Identifying Stakeholders and Strategic Partners to Catalyze Change

How can my community join forces to address pedestrian issues, decided whether improvements are needed, and determine what solutions should be implemented?

 

While the benefits of a more walkable community are clear, a more difficult task is to obtain consensus on how and what should be done to achieve a safer, more accessible, and more attractive atmosphere for pedestrians. A comprehensive approach is needed to improve the pedestrian environment.

Identifying and engaging the right people in a community process or project can be the difference between a project’s success and failure. In order to identify an approach that will best meet community needs, it is crucial to identify stakeholders. In other words, those who will be most affected by a walkability project should be involved in the planning of the project. Beyond identifying stakeholders, communities should work to form strategic partnerships and advisory committees to strengthen the planning process.

Identifying Stakeholders

 Stakeholders are those individuals who have either a negative or positive stake in the success of the project. Identify stakeholders by asking “Who will be most affected by the planning effort or walkability project?” Specifically, stakeholders are often individuals or groups of people that:

  • Will be impacted by development of policies or plans to enhance walkability
  • Have information, experience, or insight to develop policies or plans
  • Have power or a position of leadership to either support or block progress of policies/plans
  • Have a vested interest in the outcomes
  • Are final decision makers or people who must approve the plan
  • May support or impede implementation or the policies/plans
  • Have been champions or critics of your work in the past
  • Are considered visionary thinkers
  • Can win consensus within a group setting

 Powerful stakeholders will help build consensus for project support, leverage resources, and influence or engage others. Once stakeholders are identified, efforts should be made to keep them involved throughout the project.

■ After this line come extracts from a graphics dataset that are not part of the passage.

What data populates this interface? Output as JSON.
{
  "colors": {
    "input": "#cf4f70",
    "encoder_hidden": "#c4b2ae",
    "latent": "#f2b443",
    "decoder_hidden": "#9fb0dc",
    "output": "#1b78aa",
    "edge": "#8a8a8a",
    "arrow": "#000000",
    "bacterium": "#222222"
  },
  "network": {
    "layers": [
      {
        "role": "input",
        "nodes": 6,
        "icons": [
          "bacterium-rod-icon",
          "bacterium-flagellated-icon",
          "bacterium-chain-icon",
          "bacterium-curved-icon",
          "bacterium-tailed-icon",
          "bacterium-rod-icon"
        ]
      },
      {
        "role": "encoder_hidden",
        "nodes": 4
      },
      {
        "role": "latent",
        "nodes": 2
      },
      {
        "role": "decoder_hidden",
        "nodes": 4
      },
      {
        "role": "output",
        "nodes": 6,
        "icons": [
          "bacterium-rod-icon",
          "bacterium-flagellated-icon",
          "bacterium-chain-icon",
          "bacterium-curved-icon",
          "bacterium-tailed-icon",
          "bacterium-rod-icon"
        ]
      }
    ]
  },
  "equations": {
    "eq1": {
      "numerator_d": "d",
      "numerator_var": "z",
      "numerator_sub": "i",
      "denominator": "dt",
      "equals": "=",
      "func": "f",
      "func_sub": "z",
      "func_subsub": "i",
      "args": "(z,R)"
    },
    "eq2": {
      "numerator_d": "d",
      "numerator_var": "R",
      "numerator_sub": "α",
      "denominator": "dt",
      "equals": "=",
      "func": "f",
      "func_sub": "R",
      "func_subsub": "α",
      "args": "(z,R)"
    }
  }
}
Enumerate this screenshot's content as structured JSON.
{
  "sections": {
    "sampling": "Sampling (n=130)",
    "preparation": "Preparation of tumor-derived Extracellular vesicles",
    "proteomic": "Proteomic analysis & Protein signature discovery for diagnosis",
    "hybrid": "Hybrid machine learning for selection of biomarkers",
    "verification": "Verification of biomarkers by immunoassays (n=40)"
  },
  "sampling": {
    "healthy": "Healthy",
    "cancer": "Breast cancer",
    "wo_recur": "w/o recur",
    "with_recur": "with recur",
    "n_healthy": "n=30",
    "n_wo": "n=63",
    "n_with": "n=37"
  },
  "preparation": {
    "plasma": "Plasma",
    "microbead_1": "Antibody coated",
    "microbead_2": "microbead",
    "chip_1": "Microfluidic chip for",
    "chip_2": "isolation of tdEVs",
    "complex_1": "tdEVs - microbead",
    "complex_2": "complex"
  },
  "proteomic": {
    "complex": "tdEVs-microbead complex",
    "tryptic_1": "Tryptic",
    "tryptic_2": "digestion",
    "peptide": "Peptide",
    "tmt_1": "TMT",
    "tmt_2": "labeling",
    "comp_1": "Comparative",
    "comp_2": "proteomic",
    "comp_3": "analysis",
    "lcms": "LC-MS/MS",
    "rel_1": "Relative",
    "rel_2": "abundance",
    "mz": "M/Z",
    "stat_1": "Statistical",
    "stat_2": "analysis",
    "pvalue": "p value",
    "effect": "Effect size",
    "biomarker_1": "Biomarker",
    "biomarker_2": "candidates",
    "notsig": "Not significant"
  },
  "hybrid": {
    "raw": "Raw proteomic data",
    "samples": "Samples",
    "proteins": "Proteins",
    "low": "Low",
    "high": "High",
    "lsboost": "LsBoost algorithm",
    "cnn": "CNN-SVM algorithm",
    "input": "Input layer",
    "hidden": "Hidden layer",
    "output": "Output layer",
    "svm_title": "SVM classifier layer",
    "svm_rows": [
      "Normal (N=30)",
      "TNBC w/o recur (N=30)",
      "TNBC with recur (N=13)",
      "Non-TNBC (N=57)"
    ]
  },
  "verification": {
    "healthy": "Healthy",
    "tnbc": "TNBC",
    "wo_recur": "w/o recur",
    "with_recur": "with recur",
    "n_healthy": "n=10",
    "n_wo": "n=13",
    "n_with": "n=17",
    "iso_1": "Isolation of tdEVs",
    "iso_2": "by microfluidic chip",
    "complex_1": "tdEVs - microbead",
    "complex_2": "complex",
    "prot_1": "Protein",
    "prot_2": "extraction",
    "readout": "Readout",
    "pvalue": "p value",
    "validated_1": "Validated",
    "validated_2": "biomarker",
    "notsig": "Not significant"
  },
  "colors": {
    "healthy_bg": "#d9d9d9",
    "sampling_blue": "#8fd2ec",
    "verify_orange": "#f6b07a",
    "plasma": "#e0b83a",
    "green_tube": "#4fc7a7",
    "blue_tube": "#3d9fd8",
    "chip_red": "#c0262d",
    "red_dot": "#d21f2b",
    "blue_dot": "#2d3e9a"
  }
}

Infographic illustrating the five steps to form a strategic partnership. One, identify potential partners. Two, determine the benefits of the partnership. Three, meet with potential partners. Four, decide roles and responsibilities. Five, develop an action plan to leverage resources.

Strategic Partnerships

 Often, existing institutions in a community have a vested interest in making the community more walkable. State and local governments, businesses, public agencies, non-profit organizations, civic associations, schools, and other stakeholders already involved in active living initiatives may form strategic partnerships to leverage expertise, community relationships, and resources. Forming partnerships among stakeholder organizations can add support that strengthens walkability projects from the planning phase through implementation.

To successfully form strategic partnerships, use the following strategies:

  1. Identify potential partners
  2. Determine the benefits of the partnership
  3. Meet with potential partners
  4. Decide roles and responsibilities
  5. Develop an action plan to leverage resources

Public Engagement and Advisory Committees

Public engagement is key to building awareness and community support for creating safe and walkable communities. In addition to building strategic partnerships, local governments can engage citizen volunteers by forming advisory boards, commissions, committees or task forces. Local governments can appoint citizen volunteers to advisory committees build support and make recommendations to the legislative body (i.e., mayor and council members) for engineering, plans, and, policies; educational programs; enforcement actions; and encouragement activities and programs. Comprised of diverse citizens and community representatives, pedestrian advisory board or committee members may include law enforcement officials, health industry professionals, transportation or land use planners, parents of school children, parks and recreation professionals, local business leaders, elected officials, advocacy group members, civic association representatives, and local non-profit organization leaders.